Without Fenris there to prop him up, Jacob would have collapsed straight down. But the wolf helped him in the direction Excelerate pointed to, and, sure enough, after a short trek through the dead, there lay a plain-looking man on his back, one arm covered in a pulsating rot. A turtle without his shell.
“How are we feeling?” Jacob asked.
“In danger,” Starman said with a tired chuckle. He glanced up at Jacob, but didn’t move his head. Maybe he wasn’t even able to. “I’d say we’ve… we’ve become quite close friends in the last little while, wouldn’t you agree?”
“Undoubtedly.”
“You wouldn’t kill a man who couldn’t fight back, would you?”
Jacob grinned a bloody grin. “You know I would, remember? You had that whole nice speech about ‘doing better’ and ‘killing being a last resort’. I guess it didn’t stick.”
“Come on, Jacob… I won’t come after you anymore. I swear I won’t. I… I’ll make a binding vow. Yeah, we’ll make a vow. Let’s find an arcanist, it shouldn’t be hard.”

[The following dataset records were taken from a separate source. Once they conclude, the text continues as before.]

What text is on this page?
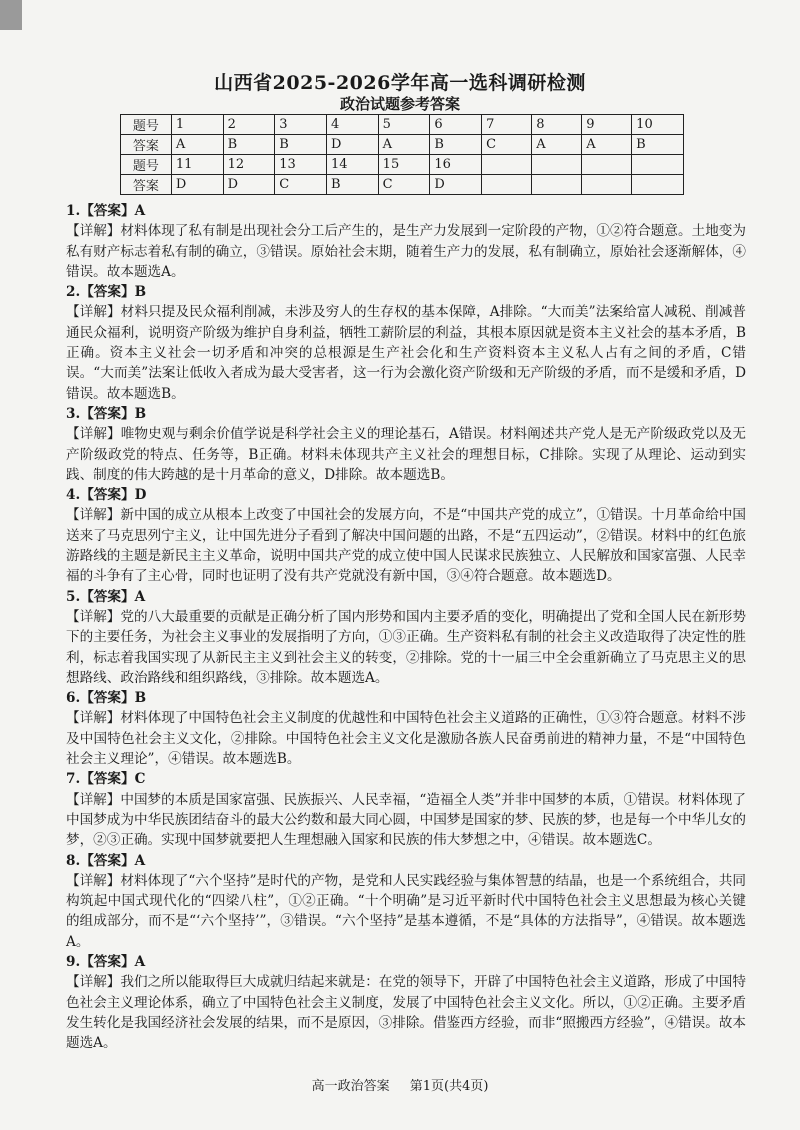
山西省2025-2026学年高一选科调研检测
政治试题参考答案
题号	1	2	3	4	5	6	7	8	9	10
答案	A	B	B	D	A	B	C	A	A	B
题号	11	12	13	14	15	16				
答案	D	D	C	B	C	D				
1.【答案】A
【详解】材料体现了私有制是出现社会分工后产生的，是生产力发展到一定阶段的产物，①②符合题意。土地变为私有财产标志着私有制的确立，③错误。原始社会末期，随着生产力的发展，私有制确立，原始社会逐渐解体，④错误。故本题选A。
2.【答案】B
【详解】材料只提及民众福利削减，未涉及穷人的生存权的基本保障，A排除。“大而美”法案给富人减税、削减普通民众福利，说明资产阶级为维护自身利益，牺牲工薪阶层的利益，其根本原因就是资本主义社会的基本矛盾，B正确。资本主义社会一切矛盾和冲突的总根源是生产社会化和生产资料资本主义私人占有之间的矛盾，C错误。“大而美”法案让低收入者成为最大受害者，这一行为会激化资产阶级和无产阶级的矛盾，而不是缓和矛盾，D错误。故本题选B。
3.【答案】B
【详解】唯物史观与剩余价值学说是科学社会主义的理论基石，A错误。材料阐述共产党人是无产阶级政党以及无产阶级政党的特点、任务等，B正确。材料未体现共产主义社会的理想目标，C排除。实现了从理论、运动到实践、制度的伟大跨越的是十月革命的意义，D排除。故本题选B。
4.【答案】D
【详解】新中国的成立从根本上改变了中国社会的发展方向，不是“中国共产党的成立”，①错误。十月革命给中国送来了马克思列宁主义，让中国先进分子看到了解决中国问题的出路，不是“五四运动”，②错误。材料中的红色旅游路线的主题是新民主主义革命，说明中国共产党的成立使中国人民谋求民族独立、人民解放和国家富强、人民幸福的斗争有了主心骨，同时也证明了没有共产党就没有新中国，③④符合题意。故本题选D。
5.【答案】A
【详解】党的八大最重要的贡献是正确分析了国内形势和国内主要矛盾的变化，明确提出了党和全国人民在新形势下的主要任务，为社会主义事业的发展指明了方向，①③正确。生产资料私有制的社会主义改造取得了决定性的胜利，标志着我国实现了从新民主主义到社会主义的转变，②排除。党的十一届三中全会重新确立了马克思主义的思想路线、政治路线和组织路线，③排除。故本题选A。
6.【答案】B
【详解】材料体现了中国特色社会主义制度的优越性和中国特色社会主义道路的正确性，①③符合题意。材料不涉及中国特色社会主义文化，②排除。中国特色社会主义文化是激励各族人民奋勇前进的精神力量，不是“中国特色社会主义理论”，④错误。故本题选B。
7.【答案】C
【详解】中国梦的本质是国家富强、民族振兴、人民幸福，“造福全人类”并非中国梦的本质，①错误。材料体现了中国梦成为中华民族团结奋斗的最大公约数和最大同心圆，中国梦是国家的梦、民族的梦，也是每一个中华儿女的梦，②③正确。实现中国梦就要把人生理想融入国家和民族的伟大梦想之中，④错误。故本题选C。
8.【答案】A
【详解】材料体现了“六个坚持”是时代的产物，是党和人民实践经验与集体智慧的结晶，也是一个系统组合，共同构筑起中国式现代化的“四梁八柱”，①②正确。“十个明确”是习近平新时代中国特色社会主义思想最为核心关键的组成部分，而不是“‘六个坚持’”，③错误。“六个坚持”是基本遵循，不是“具体的方法指导”，④错误。故本题选A。
9.【答案】A
【详解】我们之所以能取得巨大成就归结起来就是：在党的领导下，开辟了中国特色社会主义道路，形成了中国特色社会主义理论体系，确立了中国特色社会主义制度，发展了中国特色社会主义文化。所以，①②正确。主要矛盾发生转化是我国经济社会发展的结果，而不是原因，③排除。借鉴西方经验，而非“照搬西方经验”，④错误。故本题选A。
高一政治答案 第1页(共4页)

“You realize we’re some of the last people on Earth, don’t you?”
Starman smiled sadly. “Fuck. You’re really going to do it, aren’t you?”
“Yup.”
Do I get… some last words or something?”
“Nope.” Jacob let go of the wolf and swayed, fighting to remain upright. “Fenris. Murder.”
The wolf tore Starman into little pieces and ate him up, clothes and all. No crumbs.
Bliss. When Jacob collapsed and his eyes fell shut, body all numb, he was truly content.
Everything I set out to do, finished.
The hard part’s all done. Now I just need to get back to her.
Nevermind fucking me blind, she’s going to fuck me dead when she finds out I saved the world. That’ll really tickle the hero fetish.
Jacob’s consciousness slipped away. Then, after a few moments, his overworked heart stopped beating.